Estas 12.000 «unidades», tanto podem ser expressas sob a forma de «o resultado acumulado de uns tantos milhares de horas de trabalho» como «X toneladas de "alimentos" mais Y «unidades de ferramentas».
A relação aqui assumida - nesta hipotética situação inicial - é a de 1 (uma) unidade de «capital-máquina» (ou capital constante) para 5 (cinco) unidades de capital-pessoas (ou capital variável).
Presume-se também que o colectivo das pessoas trabalhadoras, trabalhando 10 horas por dia, produz o suficiente para que esse «colectivo» se mantenha vivo e activo, assim como o suficiente para a sua reprodução geracional, e  ainda mais «alguma coisa» que reverte para os «capitalista colectivo» (ou «factor capital»).
É a esse excedente (que reverte para o «capitalista colectivo») a dividir pela totalidade (as tais 12.000 «unidades») inicialmente «investida» que se chama aqui «taxa de lucro sistémico».
O qual «lucro sistémico» é depois disfarçado, camuflado e recoberto de mil roupagens e maquilhagens de cosméticas pseudo-financeiras, ao ponto de se travestirem prejuízos sistémicos em lucros bolsistas.  
Houve um dia em que um meu amigo (professor universitário de matemática) depois de «olhar para isto» fez «quase de imediato» a observação (ou algo assim...) de que «a solução para o sistema funcionar equilibradamente, era reduzir os tempos de trabalho»
Agora procurem lá explicar isto aos «economistas» CONVENCIONAIS que nos desgovernam. Ou então, procurem explicar o significado da expressão: «actuar na conjuntura tendo em conta a estrutura do sistema»
E depois disto, começo a pensar que é mais fácil explicar as minudências da mecânica quântica, o «entrelaçamento das partículas subatómicas» ou a experiência da suposta «dualidade partícula-onda», do que explicar estas coisas da economia política. 
Se calhar o Lénine é que tinha razão: para perceber isto tudo, se calhar, primeiro é preciso estudar a «Ciência da Lógica» de Hegel...

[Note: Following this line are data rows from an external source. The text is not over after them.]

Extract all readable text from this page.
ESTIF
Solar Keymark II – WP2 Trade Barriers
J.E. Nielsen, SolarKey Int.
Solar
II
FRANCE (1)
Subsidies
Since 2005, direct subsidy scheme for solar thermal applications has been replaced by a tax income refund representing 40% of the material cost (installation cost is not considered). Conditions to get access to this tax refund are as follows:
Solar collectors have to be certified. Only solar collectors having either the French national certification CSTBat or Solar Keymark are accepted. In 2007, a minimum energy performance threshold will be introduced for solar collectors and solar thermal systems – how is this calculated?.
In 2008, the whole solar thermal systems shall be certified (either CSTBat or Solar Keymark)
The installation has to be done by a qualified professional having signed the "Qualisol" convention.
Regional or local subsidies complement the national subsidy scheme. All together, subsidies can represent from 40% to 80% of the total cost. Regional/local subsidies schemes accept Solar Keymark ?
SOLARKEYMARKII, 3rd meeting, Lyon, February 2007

sábado, 11 de maio de 2013

A PROPÓSITO DE ALGUNS COMENTÁRIOS – 5

Para concluir os esclarecimentos...
Com base nas indicações feitas nas mensagens anteriores espera-se que os observadores deste blogue – quaisquer outros visitantes – sintam interesse em «brincar» com o (MUITO) rudimentar modelo aqui proposto.
Reproduzo aqui, de novo, o gráfico inicial – que é o resultado de uma «simulação» efectuada. Podem experimentar outros números, mas atenção que uma casa centesimal (estamos a falar de efeitos ao longo de muitas décadas) pode fazer toda a diferença.
Assim, nesta simulação, considerei que haveria (teria havido...) ao longo dos dois últimos séculos uma taxa média de refluxo de 1,5% (ano, após ano...); um impacto (ou crescimento) médio de 2,8% na produtividade agregada e uma taxa de destruição de valor («ocasional»... as guerras...) de 25%.
No gráfico aqui exibido pode ver-se a situação subjacente à ocorrência de graves crises sistémicas em intervalos variáveis, mas também com alguma regularidade. Um historiador poderá pensar aqui em anos de referência como «1840«, «1875», «1929» ou «1975»...
Ou então lembrar a famosa «Onda de Kondratieff».
Tanto quanto eu saiba, o único economista que considerou a hipótese de a oscilação da taxa de lucro estar subjacente à «Onda de Kondratieff» foi Ernest Mandel. De resto não encontrei mais qualquer referência na literatura consultada.
Claro que faltaria MUITO para melhorar este modelo.
Mas com os meios disponíveis (e a carolice de um voluntário em «part-time» esporádico) é o que se pôde arranjar. Nesse contexto não posso deixar de registar o meu agradecimento ao meu amigo e ex-colega de estudo António Figueras,  (doutorando em Ciências da Complexidade), pela disponibilidade e trabalho efectuado na programação do modelo aqui apresentado.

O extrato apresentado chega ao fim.